Rentetan surplus neraca perdagangan tak menggembirakan. Pelaku pasar modal justru merespons negatif, sehingga IHSG terjerembab.
Oleh
Agnes Theodora
·5 menit baca
JAKARTA, KOMPAS – Kendati kembali surplus untuk keempat kalinya selama pandemi, neraca perdagangan Indonesia menyimpan persoalan serius yang menunjukkan buruknya fundamental ekonomi Indonesia. Untuk keluar dari kondisi ini, diperlukan langkah terobosan untuk meningkatkan konsumsi dalam negeri, mereformasi industri, dan meningkatkan kinerja perdagangan.

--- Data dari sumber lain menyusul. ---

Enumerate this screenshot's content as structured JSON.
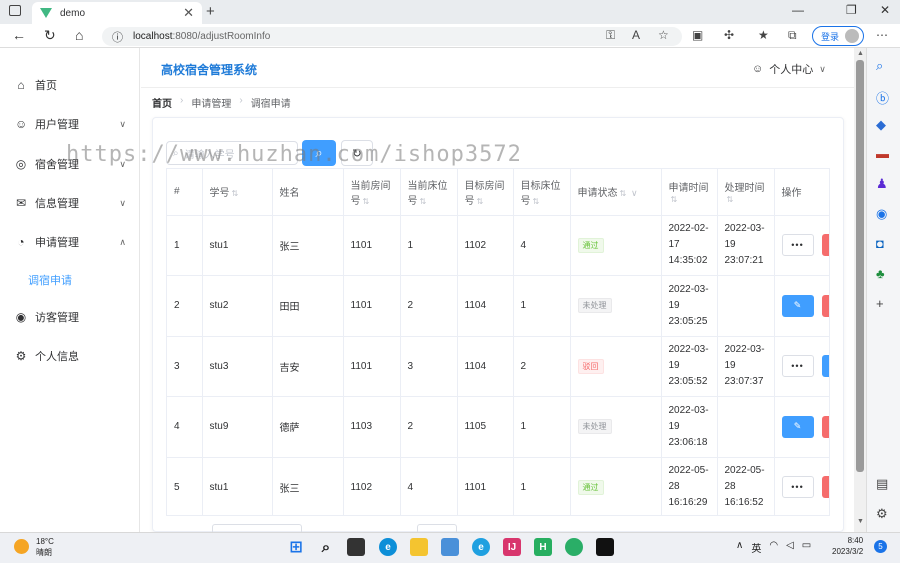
{
  "browser": {
    "tab_title": "demo",
    "tab_close": "✕",
    "new_tab": "+",
    "url_host": "localhost",
    "url_path": ":8080/adjustRoomInfo",
    "login_label": "登录"
  },
  "app": {
    "title": "高校宿舍管理系统",
    "user_menu_label": "个人中心"
  },
  "sidebar": {
    "items": [
      {
        "label": "首页",
        "icon": "home-icon"
      },
      {
        "label": "用户管理",
        "icon": "user-icon"
      },
      {
        "label": "宿舍管理",
        "icon": "building-icon"
      },
      {
        "label": "信息管理",
        "icon": "mail-icon"
      },
      {
        "label": "申请管理",
        "icon": "pie-icon"
      },
      {
        "label": "调宿申请",
        "icon": ""
      },
      {
        "label": "访客管理",
        "icon": "eye-icon"
      },
      {
        "label": "个人信息",
        "icon": "gear-icon"
      }
    ]
  },
  "breadcrumb": [
    "首页",
    "申请管理",
    "调宿申请"
  ],
  "search": {
    "placeholder": "请输入学号"
  },
  "table": {
    "headers": [
      "#",
      "学号",
      "姓名",
      "当前房间号",
      "当前床位号",
      "目标房间号",
      "目标床位号",
      "申请状态",
      "申请时间",
      "处理时间",
      "操作"
    ],
    "rows": [
      {
        "idx": "1",
        "sid": "stu1",
        "name": "张三",
        "cur_room": "1101",
        "cur_bed": "1",
        "tgt_room": "1102",
        "tgt_bed": "4",
        "status": "通过",
        "apply_time": "2022-02-17 14:35:02",
        "handle_time": "2022-03-19 23:07:21"
      },
      {
        "idx": "2",
        "sid": "stu2",
        "name": "田田",
        "cur_room": "1101",
        "cur_bed": "2",
        "tgt_room": "1104",
        "tgt_bed": "1",
        "status": "未处理",
        "apply_time": "2022-03-19 23:05:25",
        "handle_time": ""
      },
      {
        "idx": "3",
        "sid": "stu3",
        "name": "吉安",
        "cur_room": "1101",
        "cur_bed": "3",
        "tgt_room": "1104",
        "tgt_bed": "2",
        "status": "驳回",
        "apply_time": "2022-03-19 23:05:52",
        "handle_time": "2022-03-19 23:07:37"
      },
      {
        "idx": "4",
        "sid": "stu9",
        "name": "德萨",
        "cur_room": "1103",
        "cur_bed": "2",
        "tgt_room": "1105",
        "tgt_bed": "1",
        "status": "未处理",
        "apply_time": "2022-03-19 23:06:18",
        "handle_time": ""
      },
      {
        "idx": "5",
        "sid": "stu1",
        "name": "张三",
        "cur_room": "1102",
        "cur_bed": "4",
        "tgt_room": "1101",
        "tgt_bed": "1",
        "status": "通过",
        "apply_time": "2022-05-28 16:16:29",
        "handle_time": "2022-05-28 16:16:52"
      }
    ]
  },
  "watermark": "https://www.huzhan.com/ishop3572",
  "taskbar": {
    "temp": "18°C",
    "weather": "晴朗",
    "ime": "英",
    "time": "8:40",
    "date": "2023/3/2",
    "notifications": "5"
  },
  "colors": {
    "primary": "#409eff",
    "danger": "#f56c6c",
    "success": "#67c23a",
    "title": "#1f7bd8"
  }
}
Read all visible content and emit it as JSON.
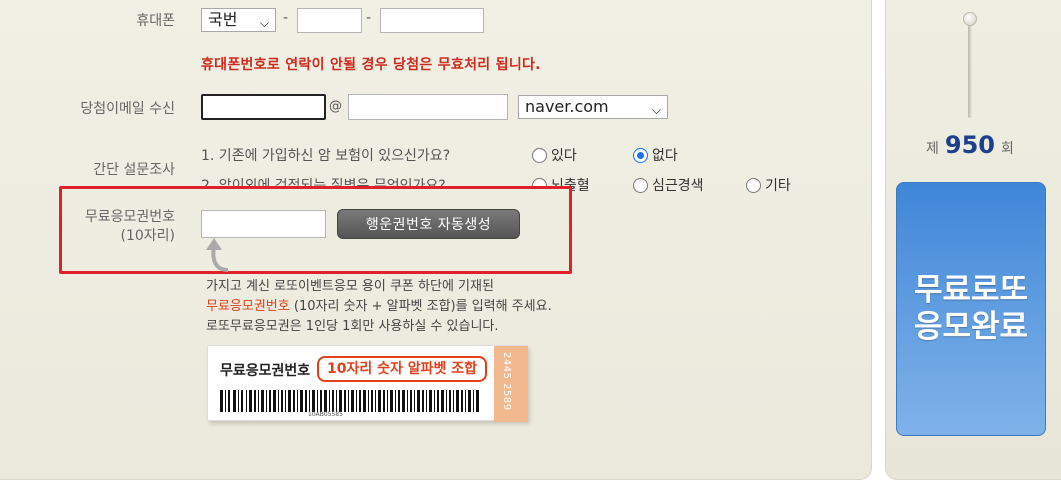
{
  "form": {
    "phone": {
      "label": "휴대폰",
      "prefix_select": "국번",
      "dash": "-",
      "part2": "",
      "part3": ""
    },
    "warning": "휴대폰번호로 연락이 안될 경우 당첨은 무효처리 됩니다.",
    "email": {
      "label": "당첨이메일 수신",
      "id_value": "",
      "at": "@",
      "domain_value": "",
      "domain_select": "naver.com"
    },
    "survey": {
      "label": "간단 설문조사",
      "q1": {
        "text": "1. 기존에 가입하신 암 보험이 있으신가요?",
        "options": [
          "있다",
          "없다"
        ],
        "selected": "없다"
      },
      "q2": {
        "text": "2. 암이외에 걱정되는 질병은 무엇인가요?",
        "options": [
          "뇌출혈",
          "심근경색",
          "기타"
        ]
      }
    },
    "coupon": {
      "label_line1": "무료응모권번호",
      "label_line2": "(10자리)",
      "value": "",
      "generate_button": "행운권번호 자동생성"
    },
    "info": {
      "line1": "가지고 계신 로또이벤트응모 용이 쿠폰 하단에 기재된",
      "line2_red": "무료응모권번호",
      "line2_rest": " (10자리 숫자 + 알파벳 조합)를 입력해 주세요.",
      "line3": "로또무료응모권은 1인당 1회만 사용하실 수 있습니다."
    },
    "ticket": {
      "label": "무료응모권번호",
      "pill": "10자리 숫자 알파벳 조합",
      "stripe_number": "2445 2589",
      "barcode_number": "10AB05585"
    }
  },
  "sidebar": {
    "round_prefix": "제",
    "round_number": "950",
    "round_suffix": "회",
    "submit_line1": "무료로또",
    "submit_line2": "응모완료"
  },
  "colors": {
    "warning": "#d12a1c",
    "highlight": "#e0202a",
    "submit": "#4a8fdc",
    "round": "#1d3f8c"
  }
}
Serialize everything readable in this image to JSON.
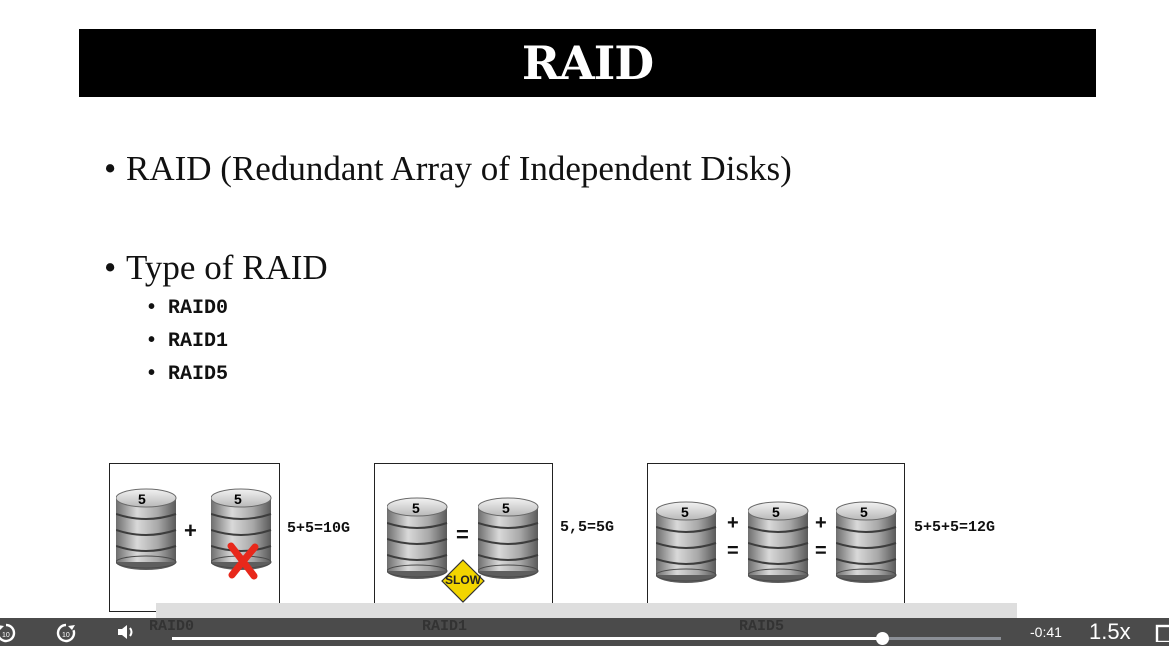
{
  "slide": {
    "title": "RAID",
    "bullet1": "RAID (Redundant Array of Independent Disks)",
    "bullet2": "Type of RAID",
    "sub_items": [
      "RAID0",
      "RAID1",
      "RAID5"
    ],
    "bullet_char": "•"
  },
  "diagrams": {
    "raid0": {
      "disk_label": "5",
      "op": "+",
      "formula": "5+5=10G",
      "caption": "RAID0"
    },
    "raid1": {
      "disk_label": "5",
      "op": "=",
      "badge": "SLOW",
      "formula": "5,5=5G",
      "caption": "RAID1"
    },
    "raid5": {
      "disk_label": "5",
      "op_plus": "+",
      "op_eq": "=",
      "formula": "5+5+5=12G",
      "caption": "RAID5"
    }
  },
  "player": {
    "time_remaining": "-0:41",
    "speed": "1.5x",
    "progress": 0.857,
    "icons": [
      "rewind-10-icon",
      "forward-10-icon",
      "volume-icon",
      "fullscreen-icon"
    ]
  },
  "colors": {
    "badge": "#f2d500",
    "fail_mark": "#e8281b",
    "title_bg": "#000000"
  }
}
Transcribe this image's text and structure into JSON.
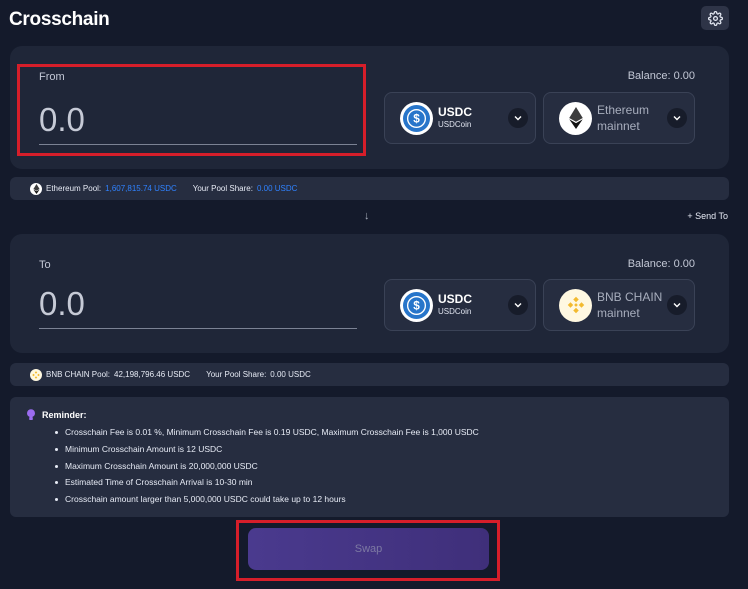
{
  "header": {
    "title": "Crosschain",
    "settings_icon": "gear-icon"
  },
  "from": {
    "label": "From",
    "balance": "Balance: 0.00",
    "amount_placeholder": "0.0",
    "token": {
      "symbol": "USDC",
      "name": "USDCoin",
      "icon": "usdc-icon"
    },
    "chain": {
      "name": "Ethereum mainnet",
      "icon": "ethereum-icon"
    }
  },
  "from_pool": {
    "pool_label": "Ethereum Pool:",
    "pool_value": "1,607,815.74 USDC",
    "share_label": "Your Pool Share:",
    "share_value": "0.00 USDC"
  },
  "send_to": "Send To",
  "to": {
    "label": "To",
    "balance": "Balance: 0.00",
    "amount_placeholder": "0.0",
    "token": {
      "symbol": "USDC",
      "name": "USDCoin",
      "icon": "usdc-icon"
    },
    "chain": {
      "name": "BNB CHAIN mainnet",
      "icon": "bnb-icon"
    }
  },
  "to_pool": {
    "pool_label": "BNB CHAIN Pool:",
    "pool_value": "42,198,796.46 USDC",
    "share_label": "Your Pool Share:",
    "share_value": "0.00 USDC"
  },
  "reminder": {
    "title": "Reminder:",
    "items": [
      "Crosschain Fee is 0.01 %, Minimum Crosschain Fee is 0.19 USDC, Maximum Crosschain Fee is 1,000 USDC",
      "Minimum Crosschain Amount is 12 USDC",
      "Maximum Crosschain Amount is 20,000,000 USDC",
      "Estimated Time of Crosschain Arrival is 10-30 min",
      "Crosschain amount larger than 5,000,000 USDC could take up to 12 hours"
    ]
  },
  "swap_label": "Swap",
  "colors": {
    "highlight": "#d61e2a",
    "accent": "#2f82ff",
    "swap": "#4a3a8e"
  }
}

Badan Pusat Statistik (BPS) mencatat, selama pandemi, Indonesia telah membukukan surplus neraca perdagangan selama empat bulan terakhir berturut-turut. Pada Mei 2020, neraca perdagangan surplus 2,01 miliar dollar AS, pada Juni 2020 surplus 1,25 miliar dollar AS, dan pada Juli 2020 surplus 3,24 miliar dollar AS.
Pada Agustus 2020, neraca perdagangan kembali surplus 2,33 miliar dollar AS kendati nilainya menurun dibandingkan posisi bulan Juli. Surplus ini dari nilai ekspor 13,07 miliar dollar AS yang lebih tinggi dibandingkan nilai impor 10,74 miliar dollar AS selama Agustus 2020.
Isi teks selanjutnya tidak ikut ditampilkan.